I am upgrading the power board of my Curtis 1231c DC PWM motor controller. It uses 18 MOSFETs to switch the power, and each MOSFET had a 47 ohm resistor on it’s gate input. The point of such a high resistance was to slow down the switching of the MOSFET’s so that they would all share the current somewhat equally and no single MOSFET would turn completely on before all of the others had a chance to start shouldering the load.
The Curtis 1231C typically fails with a few MOSFET’s closest to the logic board vaporizing, probably due to switching on before the others, as the distance to the logic board is the smallest.

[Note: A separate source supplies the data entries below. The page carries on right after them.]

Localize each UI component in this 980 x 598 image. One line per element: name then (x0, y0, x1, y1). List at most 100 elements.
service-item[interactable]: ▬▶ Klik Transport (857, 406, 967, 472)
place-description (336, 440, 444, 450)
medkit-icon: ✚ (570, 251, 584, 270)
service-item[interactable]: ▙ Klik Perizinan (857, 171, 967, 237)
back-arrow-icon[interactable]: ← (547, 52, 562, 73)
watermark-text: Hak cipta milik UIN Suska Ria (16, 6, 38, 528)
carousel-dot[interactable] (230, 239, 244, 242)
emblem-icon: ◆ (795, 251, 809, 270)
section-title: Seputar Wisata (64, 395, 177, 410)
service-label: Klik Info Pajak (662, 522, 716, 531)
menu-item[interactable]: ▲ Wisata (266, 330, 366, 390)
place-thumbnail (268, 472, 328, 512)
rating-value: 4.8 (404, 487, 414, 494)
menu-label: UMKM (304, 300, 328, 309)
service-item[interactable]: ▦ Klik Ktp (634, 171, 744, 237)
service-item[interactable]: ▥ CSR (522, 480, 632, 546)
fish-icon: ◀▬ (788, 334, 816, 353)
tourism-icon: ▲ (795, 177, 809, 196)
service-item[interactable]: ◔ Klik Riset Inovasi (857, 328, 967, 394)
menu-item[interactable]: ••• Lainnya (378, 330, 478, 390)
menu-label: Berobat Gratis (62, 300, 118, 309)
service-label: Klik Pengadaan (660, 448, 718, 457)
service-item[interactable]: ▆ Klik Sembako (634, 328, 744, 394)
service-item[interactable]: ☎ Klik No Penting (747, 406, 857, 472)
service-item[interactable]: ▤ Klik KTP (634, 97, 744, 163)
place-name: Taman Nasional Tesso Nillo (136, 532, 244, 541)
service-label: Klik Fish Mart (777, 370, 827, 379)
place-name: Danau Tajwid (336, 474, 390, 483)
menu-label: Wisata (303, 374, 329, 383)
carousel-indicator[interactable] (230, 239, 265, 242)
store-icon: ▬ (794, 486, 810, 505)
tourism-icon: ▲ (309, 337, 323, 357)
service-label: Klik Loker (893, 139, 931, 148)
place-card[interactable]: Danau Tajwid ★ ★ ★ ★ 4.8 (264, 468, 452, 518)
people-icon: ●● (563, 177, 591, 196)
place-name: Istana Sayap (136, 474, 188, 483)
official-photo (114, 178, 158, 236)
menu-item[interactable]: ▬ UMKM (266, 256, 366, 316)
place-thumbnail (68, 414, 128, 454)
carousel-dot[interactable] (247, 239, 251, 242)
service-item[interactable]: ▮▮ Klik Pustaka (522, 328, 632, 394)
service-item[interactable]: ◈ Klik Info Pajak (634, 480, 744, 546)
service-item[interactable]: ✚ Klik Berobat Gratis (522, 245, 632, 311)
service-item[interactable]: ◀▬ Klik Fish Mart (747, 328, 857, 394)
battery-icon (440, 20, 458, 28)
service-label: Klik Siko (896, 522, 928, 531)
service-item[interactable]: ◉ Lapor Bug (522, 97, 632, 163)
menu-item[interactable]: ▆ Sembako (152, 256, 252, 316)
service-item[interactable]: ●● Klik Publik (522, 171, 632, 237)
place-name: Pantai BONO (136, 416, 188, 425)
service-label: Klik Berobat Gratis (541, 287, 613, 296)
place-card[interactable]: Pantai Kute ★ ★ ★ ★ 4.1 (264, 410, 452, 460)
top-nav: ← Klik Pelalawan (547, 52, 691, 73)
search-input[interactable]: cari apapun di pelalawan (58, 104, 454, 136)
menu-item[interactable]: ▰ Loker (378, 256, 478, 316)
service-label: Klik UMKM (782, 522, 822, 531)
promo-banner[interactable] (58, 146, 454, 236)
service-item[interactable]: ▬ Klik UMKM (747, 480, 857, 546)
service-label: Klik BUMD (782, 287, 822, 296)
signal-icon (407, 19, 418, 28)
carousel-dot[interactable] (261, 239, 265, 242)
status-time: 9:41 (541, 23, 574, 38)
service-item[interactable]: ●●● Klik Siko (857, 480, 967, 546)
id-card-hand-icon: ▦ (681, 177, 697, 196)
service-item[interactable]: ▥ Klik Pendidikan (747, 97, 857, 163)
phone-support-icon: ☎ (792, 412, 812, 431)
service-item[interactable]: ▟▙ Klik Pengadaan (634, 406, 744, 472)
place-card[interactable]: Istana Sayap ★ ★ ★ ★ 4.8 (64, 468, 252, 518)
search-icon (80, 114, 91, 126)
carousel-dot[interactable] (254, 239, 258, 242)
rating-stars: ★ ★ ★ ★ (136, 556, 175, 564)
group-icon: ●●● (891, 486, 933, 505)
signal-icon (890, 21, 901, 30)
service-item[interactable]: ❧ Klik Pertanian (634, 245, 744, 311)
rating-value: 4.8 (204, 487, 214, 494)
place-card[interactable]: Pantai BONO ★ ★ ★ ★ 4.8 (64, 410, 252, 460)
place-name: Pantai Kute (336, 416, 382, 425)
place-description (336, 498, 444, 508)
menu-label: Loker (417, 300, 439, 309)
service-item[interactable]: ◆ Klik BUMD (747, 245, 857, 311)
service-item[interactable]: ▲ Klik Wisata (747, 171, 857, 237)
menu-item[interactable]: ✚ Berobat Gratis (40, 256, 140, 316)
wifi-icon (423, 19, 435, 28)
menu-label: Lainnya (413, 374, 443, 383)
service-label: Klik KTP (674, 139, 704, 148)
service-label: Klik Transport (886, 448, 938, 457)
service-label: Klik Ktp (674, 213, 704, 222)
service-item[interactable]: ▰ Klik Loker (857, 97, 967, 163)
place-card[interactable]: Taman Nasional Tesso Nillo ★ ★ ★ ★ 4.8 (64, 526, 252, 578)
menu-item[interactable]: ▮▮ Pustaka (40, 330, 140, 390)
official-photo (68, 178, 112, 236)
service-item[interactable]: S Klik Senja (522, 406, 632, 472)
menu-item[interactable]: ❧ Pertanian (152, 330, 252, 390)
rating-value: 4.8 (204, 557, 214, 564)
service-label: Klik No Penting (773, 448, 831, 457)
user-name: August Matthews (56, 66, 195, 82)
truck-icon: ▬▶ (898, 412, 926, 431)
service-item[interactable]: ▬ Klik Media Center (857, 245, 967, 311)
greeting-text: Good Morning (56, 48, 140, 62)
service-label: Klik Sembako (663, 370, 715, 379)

This is due to the poor PCB layout which has some MOSFET’s much closer to the logic board than those on the other side of the board. The 47 ohm resistors counteract this somewhat, but the slow switching leads to extra heat and less efficient operation, as the resistance of the MOSFET while switching is higher than when it is fully on.
The replacement MOSFET’s have a higher maximum amp capacity than the components they are replacing, so I am hoping they will tolerate a slightly faster switching time. When replacing the 47 ohm resistors, I purchased 35.7 ohm, 1/2 watt, 1% tolerance resistors, and then binned them. I placed the resistors with the higher resistance closer to the logic board, in the hope that they will counteract the propagation delay due to the circuitous routing on the PCB.